FNC 2018: Holiday [Review]
Full disclosure: Holiday is not for everyone. It is very graphic in some scenes, and it will make you uncomfortable. This is the directorial debut of Isabella Eklöf, and it’s up to you to know if you’re looking forward to seeing more films from her. Holiday is about Sascha (Victoria Carmen Sonne) who’s the girlfriend of an abusive drug lord named Michael (Lai Yde), and they’re on a holiday together. Whenever she does something that irritates him, she gets brutally slapped on the face. However, he doesn’t just hit her, he also does some unspeakable and unsettling things to her, which might be inappropriate to mention in this review. The movie itself has some relevant commentary that might intrigue the audience, but unfortunately this is a very unpleasant movie to sit through. That may be what the director is going for, but it doesn’t change the fact that it’s a very uncomfortable film to watch at the movie theatre.
While admittedly the premise is pretty straightforward, all the characters are bland and unlikeable. Actually, the only person that has some sort of personality is Thomas (Thijs Römer) who is mostly there to comfort Sascha. Still, that is not enough. You don’t care about any of them, so what’s the point of looking forward to the rest of the film? The people the main protagonist is hanging out with are bad folks, which is fine, but the problem is that they have no character development whatsoever. They’re just there for a couple of scenes, and you’ll forget about them as the film goes on. Having unlikable characters in a movie is undeniably tricky, but it needs some good writing and directing to make that happen. Victoria Carmen Sonne does the best she can, but she doesn’t give us a reason why we should root for her. Of course you don’t want her to be assaulted by Michael, but the script has some issues finding some form of sympathy and empathy for her.
The movie is ambitious, and that is worth mentioning for sure. However, if a filmmaker is going to take some risks, it still needs to be justified. Isabella Eklöf is trying to show that being in an abusive relationship is very painful both emotionally and physically, and that is worth addressing. You can see what she’s going for as you’re watching Holiday, but you still might be questioning some of the choices made. In one scene, there is something very provocative happening on screen, and it’s not an easy watch. You can’t deny that it’s a strong and thought-provoking moment, but it still feels a little unnecessary. Whether or not you’re fine with watching a graphic scene in a movie, that’s up to you. Another problem is that some scenes feel like they add nothing to the narrative, and it drags out the pacing. They don’t do anything for the premise or the characters, so you wonder why they’re in the film in the first place.
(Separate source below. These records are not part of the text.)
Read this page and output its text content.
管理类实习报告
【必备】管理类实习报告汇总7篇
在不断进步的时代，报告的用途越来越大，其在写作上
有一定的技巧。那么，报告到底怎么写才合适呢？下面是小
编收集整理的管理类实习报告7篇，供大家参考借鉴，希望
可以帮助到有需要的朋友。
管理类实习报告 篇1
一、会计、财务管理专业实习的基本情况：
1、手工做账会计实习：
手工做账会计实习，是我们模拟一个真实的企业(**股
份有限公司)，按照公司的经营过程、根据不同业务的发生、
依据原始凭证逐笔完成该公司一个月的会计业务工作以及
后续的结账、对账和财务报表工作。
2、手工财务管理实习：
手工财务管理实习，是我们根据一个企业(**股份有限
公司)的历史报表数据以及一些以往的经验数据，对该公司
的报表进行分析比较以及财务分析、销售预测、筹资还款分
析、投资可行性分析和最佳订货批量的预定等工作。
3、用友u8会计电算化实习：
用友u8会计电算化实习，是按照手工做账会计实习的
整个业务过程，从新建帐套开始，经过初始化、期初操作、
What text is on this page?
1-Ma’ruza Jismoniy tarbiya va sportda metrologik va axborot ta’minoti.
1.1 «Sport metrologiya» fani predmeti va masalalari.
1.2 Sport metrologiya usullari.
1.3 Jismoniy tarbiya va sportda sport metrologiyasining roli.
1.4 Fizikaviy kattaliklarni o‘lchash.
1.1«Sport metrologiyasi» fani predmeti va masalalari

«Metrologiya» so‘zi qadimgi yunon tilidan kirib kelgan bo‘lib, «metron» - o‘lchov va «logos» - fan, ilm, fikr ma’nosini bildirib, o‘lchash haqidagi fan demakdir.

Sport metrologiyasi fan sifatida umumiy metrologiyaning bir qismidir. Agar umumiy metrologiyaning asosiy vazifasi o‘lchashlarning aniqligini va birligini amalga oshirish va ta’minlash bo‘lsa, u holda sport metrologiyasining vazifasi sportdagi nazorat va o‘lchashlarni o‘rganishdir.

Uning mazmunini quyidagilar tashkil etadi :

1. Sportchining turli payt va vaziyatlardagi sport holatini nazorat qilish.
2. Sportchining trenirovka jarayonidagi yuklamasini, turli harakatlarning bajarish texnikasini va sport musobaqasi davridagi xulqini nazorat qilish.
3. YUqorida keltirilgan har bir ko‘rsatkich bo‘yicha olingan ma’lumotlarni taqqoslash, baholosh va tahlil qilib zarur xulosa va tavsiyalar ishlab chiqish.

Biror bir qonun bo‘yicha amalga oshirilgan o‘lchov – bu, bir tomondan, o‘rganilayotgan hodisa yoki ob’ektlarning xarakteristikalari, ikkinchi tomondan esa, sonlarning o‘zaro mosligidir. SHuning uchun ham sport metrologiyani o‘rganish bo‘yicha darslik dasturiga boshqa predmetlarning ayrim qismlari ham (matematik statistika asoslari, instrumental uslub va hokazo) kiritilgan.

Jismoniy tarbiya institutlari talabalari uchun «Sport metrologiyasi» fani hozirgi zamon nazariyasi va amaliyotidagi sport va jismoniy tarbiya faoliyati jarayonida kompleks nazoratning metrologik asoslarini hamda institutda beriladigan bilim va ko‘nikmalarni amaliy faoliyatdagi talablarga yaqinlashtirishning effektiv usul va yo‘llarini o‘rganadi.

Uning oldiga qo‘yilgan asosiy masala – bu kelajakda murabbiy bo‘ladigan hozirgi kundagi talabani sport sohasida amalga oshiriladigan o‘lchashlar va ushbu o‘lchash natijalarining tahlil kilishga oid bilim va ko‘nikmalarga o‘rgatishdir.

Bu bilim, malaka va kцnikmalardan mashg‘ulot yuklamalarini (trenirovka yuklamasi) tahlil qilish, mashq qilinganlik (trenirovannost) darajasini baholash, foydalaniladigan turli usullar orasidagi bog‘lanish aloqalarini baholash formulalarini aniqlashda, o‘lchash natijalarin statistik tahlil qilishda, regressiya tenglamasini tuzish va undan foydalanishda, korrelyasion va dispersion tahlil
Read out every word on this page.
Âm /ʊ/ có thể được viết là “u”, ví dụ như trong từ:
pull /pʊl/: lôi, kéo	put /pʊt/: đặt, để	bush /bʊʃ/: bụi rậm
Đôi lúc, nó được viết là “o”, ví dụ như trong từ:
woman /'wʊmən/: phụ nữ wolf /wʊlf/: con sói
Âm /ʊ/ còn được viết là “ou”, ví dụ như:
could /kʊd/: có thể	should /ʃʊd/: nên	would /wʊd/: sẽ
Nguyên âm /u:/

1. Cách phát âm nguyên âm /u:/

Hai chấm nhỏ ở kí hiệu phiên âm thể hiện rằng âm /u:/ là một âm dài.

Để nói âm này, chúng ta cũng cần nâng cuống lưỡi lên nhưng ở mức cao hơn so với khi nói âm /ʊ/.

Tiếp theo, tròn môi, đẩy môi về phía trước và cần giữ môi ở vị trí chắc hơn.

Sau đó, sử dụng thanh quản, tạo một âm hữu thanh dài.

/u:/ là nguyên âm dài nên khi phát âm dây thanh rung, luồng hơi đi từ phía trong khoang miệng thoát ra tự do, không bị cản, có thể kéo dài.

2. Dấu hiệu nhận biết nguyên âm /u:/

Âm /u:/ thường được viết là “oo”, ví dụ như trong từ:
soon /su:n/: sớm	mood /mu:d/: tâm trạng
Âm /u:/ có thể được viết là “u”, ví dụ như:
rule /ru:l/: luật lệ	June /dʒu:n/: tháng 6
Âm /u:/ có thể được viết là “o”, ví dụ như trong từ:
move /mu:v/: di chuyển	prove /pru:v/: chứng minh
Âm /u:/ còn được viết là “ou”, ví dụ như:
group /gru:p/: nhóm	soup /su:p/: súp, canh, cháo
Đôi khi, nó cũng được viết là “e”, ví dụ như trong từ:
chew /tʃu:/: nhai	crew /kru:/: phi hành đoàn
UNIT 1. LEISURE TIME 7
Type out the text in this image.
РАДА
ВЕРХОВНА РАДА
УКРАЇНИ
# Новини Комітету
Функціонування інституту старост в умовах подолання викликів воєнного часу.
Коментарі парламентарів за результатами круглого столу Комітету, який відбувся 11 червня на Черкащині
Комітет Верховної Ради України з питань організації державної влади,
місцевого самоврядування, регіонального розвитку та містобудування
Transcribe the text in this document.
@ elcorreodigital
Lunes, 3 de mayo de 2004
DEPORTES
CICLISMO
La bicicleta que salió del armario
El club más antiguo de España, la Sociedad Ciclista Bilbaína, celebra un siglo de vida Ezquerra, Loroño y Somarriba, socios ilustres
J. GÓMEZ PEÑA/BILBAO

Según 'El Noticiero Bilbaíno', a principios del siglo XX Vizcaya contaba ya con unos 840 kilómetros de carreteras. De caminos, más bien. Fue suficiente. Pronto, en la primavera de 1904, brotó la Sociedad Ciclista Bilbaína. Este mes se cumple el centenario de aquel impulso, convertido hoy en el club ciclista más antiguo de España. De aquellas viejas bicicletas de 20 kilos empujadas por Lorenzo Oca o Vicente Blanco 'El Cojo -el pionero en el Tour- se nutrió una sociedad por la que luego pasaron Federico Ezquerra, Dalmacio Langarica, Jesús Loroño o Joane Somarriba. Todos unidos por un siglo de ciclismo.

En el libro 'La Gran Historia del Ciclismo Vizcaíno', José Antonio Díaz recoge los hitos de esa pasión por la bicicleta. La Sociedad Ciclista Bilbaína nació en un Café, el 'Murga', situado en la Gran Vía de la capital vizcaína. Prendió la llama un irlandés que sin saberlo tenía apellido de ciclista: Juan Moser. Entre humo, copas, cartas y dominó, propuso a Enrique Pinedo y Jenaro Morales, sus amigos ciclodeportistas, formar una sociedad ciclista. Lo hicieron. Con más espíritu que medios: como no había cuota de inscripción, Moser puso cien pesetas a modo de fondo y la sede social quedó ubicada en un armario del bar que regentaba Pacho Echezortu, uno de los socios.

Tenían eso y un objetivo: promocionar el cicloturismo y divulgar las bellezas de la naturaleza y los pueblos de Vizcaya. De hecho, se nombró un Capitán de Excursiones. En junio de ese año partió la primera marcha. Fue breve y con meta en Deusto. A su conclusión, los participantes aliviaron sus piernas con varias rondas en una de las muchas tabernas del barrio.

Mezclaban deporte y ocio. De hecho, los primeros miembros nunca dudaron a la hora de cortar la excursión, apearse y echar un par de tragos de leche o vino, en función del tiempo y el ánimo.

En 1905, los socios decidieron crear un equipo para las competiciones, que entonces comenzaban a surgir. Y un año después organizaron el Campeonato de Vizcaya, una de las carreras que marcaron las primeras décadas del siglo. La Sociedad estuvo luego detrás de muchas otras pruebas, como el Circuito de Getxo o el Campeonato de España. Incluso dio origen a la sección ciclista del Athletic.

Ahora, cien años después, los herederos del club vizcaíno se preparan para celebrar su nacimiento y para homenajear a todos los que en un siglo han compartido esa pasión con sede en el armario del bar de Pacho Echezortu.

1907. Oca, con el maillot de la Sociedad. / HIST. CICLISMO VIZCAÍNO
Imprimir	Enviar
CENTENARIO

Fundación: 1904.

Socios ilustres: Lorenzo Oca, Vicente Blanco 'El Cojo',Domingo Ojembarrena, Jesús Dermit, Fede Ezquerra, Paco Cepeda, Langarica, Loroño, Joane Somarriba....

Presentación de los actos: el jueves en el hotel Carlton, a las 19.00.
Holiday is a divisive film. Some people will appreciate what the director is going for, while some people will just downright hate it for being so unpleasant to watch. Obviously, you have to praise the filmmaker for being ambitious enough to show this premise in a disturbing way on the big screen, even if it’s a nauseating cinematic experience. It’s hard to tell whether it’s intended for the film to want to shock the audience provocatively, but it doesn’t change the fact that it’s very hard to watch and you’re not having a good time at the movie theatre.
Holiday is screening tonight (October 14) as part of this year’s Festival du Nouveau Cinema.